The first week of the United Methodist Churchs General Assembly ended with a call for the church "to put its money where its mouth is" in the fight against the HIV/AIDS pandemic, April 30, 2004.
"Over the past 20 years, the church has passed a number of well-written resolutions but generally has not put the money where their mouth is," said the Rev. Donald Messer, author of Breaking the Conspiracy of Silence: Christian Churches and the Global AIDS Crisis. "We have relied heavily on the Board of Global Ministries to carry on the work of AIDS in the world, but we have not given them any special money for that work."
Messer proposed that $4 million of additional funds be allocated to the global AIDS effort.
Linda Bales, a staff member of the United Methodist Churchs Board of Church and Society, and the Bishop Felton E. May of the churchs Washington D.C. area, joined Messer in briefing the delegates about the extent of the AIDS crises in Africa.

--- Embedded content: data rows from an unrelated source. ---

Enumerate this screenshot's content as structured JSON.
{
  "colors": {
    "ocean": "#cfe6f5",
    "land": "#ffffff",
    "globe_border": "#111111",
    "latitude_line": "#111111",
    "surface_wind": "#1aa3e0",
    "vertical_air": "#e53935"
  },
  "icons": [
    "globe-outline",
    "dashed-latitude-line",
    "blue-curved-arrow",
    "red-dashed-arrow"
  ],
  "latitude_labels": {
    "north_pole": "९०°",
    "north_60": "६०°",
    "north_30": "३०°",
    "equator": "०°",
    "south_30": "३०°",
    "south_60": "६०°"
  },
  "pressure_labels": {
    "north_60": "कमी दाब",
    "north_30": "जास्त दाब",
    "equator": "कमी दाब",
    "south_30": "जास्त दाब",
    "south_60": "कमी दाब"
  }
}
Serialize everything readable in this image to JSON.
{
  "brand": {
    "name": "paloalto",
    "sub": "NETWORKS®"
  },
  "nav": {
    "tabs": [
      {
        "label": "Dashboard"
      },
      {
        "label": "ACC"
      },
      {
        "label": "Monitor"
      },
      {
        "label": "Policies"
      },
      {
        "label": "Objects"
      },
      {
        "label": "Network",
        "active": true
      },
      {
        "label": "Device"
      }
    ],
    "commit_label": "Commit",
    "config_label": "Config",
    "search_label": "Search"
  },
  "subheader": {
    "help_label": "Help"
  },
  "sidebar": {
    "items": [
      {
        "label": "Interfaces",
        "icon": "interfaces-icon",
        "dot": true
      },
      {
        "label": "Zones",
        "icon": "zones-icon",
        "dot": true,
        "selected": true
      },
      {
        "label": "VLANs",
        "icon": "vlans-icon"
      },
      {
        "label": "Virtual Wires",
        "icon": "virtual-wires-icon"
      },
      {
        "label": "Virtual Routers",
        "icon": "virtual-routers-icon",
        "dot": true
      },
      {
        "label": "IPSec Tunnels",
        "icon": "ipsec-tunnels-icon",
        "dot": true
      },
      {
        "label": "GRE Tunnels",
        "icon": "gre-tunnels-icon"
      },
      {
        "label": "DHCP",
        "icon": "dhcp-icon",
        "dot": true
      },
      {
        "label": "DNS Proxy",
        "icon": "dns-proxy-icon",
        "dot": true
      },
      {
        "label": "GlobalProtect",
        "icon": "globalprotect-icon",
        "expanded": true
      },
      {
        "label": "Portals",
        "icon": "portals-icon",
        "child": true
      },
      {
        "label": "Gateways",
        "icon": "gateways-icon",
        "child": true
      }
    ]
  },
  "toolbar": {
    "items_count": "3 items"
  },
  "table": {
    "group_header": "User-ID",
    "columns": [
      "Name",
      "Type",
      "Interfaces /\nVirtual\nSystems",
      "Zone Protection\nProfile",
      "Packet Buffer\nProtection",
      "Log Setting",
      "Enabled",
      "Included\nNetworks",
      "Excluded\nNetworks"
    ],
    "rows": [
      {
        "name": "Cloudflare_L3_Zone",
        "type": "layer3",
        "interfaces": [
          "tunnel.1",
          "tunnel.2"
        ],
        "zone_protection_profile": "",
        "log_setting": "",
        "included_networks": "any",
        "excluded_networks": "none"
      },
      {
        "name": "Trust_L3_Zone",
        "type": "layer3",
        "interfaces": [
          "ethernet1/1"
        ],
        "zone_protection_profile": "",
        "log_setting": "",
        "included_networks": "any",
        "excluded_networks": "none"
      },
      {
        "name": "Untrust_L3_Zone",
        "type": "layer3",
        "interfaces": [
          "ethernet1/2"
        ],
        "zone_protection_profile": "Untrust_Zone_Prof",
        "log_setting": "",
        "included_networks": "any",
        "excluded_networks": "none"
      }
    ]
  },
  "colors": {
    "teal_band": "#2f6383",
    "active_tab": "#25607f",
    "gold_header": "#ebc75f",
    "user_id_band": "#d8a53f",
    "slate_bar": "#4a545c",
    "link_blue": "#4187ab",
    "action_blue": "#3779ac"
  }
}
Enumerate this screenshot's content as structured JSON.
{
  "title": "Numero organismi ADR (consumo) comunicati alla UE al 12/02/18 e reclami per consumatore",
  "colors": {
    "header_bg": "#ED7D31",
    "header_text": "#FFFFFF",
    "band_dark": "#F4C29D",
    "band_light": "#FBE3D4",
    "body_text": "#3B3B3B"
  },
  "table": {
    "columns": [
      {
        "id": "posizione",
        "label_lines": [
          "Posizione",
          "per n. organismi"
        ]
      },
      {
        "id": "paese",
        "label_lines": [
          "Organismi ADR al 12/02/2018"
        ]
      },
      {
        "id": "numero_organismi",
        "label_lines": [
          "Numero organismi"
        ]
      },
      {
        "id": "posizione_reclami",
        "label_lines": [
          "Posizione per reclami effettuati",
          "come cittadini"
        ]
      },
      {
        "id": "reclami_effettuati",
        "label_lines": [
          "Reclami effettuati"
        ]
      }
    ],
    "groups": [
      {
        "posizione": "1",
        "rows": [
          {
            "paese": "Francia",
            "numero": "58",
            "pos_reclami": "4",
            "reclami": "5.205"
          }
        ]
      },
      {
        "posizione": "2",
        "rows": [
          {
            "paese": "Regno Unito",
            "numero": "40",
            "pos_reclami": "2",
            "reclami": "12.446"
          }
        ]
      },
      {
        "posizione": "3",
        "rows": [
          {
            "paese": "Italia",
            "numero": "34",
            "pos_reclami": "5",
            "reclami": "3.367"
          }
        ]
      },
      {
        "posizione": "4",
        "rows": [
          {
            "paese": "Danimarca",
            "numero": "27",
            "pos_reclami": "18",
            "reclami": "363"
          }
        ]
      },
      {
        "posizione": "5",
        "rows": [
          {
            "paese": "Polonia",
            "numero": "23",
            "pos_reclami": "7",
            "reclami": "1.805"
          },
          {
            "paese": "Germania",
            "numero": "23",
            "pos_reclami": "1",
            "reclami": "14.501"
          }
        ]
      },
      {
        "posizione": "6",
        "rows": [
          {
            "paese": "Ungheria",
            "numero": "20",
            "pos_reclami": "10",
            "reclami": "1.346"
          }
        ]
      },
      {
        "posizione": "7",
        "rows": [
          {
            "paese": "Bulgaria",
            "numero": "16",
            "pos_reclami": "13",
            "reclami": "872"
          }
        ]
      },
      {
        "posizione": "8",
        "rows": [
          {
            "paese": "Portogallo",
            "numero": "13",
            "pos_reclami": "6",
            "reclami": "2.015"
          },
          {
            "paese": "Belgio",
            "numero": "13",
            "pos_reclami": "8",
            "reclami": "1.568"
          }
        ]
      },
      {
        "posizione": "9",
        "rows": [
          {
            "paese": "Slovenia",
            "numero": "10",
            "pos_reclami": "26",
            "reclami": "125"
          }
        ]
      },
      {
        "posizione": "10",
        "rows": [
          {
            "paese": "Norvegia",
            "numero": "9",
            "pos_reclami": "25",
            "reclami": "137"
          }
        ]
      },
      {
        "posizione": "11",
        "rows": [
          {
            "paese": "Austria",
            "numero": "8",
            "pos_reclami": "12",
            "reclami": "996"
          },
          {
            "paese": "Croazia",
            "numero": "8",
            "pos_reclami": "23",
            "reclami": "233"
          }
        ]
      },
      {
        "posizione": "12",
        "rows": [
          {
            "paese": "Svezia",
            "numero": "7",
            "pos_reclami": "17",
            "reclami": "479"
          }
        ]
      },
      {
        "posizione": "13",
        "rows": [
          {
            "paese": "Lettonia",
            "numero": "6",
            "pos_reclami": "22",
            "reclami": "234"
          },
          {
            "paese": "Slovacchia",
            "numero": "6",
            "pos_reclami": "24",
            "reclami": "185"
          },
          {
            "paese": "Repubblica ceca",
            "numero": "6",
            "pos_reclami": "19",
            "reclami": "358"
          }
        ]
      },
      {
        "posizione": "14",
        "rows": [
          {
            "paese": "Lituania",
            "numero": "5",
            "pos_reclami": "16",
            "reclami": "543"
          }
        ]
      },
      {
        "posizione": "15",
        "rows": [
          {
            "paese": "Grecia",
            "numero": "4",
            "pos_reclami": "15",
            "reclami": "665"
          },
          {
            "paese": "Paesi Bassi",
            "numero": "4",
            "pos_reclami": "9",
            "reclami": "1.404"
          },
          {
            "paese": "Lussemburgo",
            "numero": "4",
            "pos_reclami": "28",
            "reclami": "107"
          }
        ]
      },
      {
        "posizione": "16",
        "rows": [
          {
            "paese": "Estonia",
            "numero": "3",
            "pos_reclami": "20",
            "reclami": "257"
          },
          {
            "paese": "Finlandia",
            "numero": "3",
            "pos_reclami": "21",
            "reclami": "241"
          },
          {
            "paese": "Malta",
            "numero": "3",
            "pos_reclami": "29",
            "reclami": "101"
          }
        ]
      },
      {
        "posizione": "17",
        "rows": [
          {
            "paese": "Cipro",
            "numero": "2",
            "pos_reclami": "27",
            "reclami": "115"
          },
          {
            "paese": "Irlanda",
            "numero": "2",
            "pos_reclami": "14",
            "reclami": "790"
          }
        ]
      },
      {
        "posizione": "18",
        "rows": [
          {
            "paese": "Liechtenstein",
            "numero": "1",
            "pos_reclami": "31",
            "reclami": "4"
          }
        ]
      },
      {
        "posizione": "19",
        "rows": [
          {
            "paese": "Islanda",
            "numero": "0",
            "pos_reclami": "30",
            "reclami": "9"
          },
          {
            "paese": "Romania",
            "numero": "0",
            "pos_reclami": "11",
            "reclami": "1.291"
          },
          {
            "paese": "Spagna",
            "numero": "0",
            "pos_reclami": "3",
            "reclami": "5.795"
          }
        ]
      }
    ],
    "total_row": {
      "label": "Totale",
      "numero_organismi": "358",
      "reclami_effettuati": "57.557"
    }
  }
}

During the briefing, the panelists pointed out that of the 42 million people living with HIV/AIDS, 29.5 of them are in sub-Saharan Africa. Also, since the people in Africa are of no economic value, the Bush Administration would most likely not fight for them.
"As a church, we can't really point a finger at the (Bush) administration when we as a church talk and pray and do precious little to leverage the kind of support we really have to deal with this issue," said Bishop May.
Reminding the delegates that the $4 million additional funds would to strengthen the programs already in place, Messer encouraged them to think of ways to gather that money.
"It is my hope that 25 percent of the funds raised by annual conferences would stay in the annual conferences and 75 percent would go to the general fund to keep the focus both at home and abroad.
"I would hope it would be more than just a traditional United Methodist program that creates committees and subcommittees within our general boards and agencies," May said. "If we are going to generate that amount of money, I hope we are going to train people to be advocates to help our government to spend tax dollars in a way that is going to bring wholeness and healing and well-being to communities and nations."
Bales agreed that there must be more active ways in gathering and maximizing the money.
"We need to empower women around the world, to give them choices and economic security," she said. "The most endangered people in the world are married women."
"We need a holy and bold attitude to use those funds creatively to make adjustments in a system that excludes the poor and improvised, the diseased and disenfranchised, not only here in this country but around the world," May said.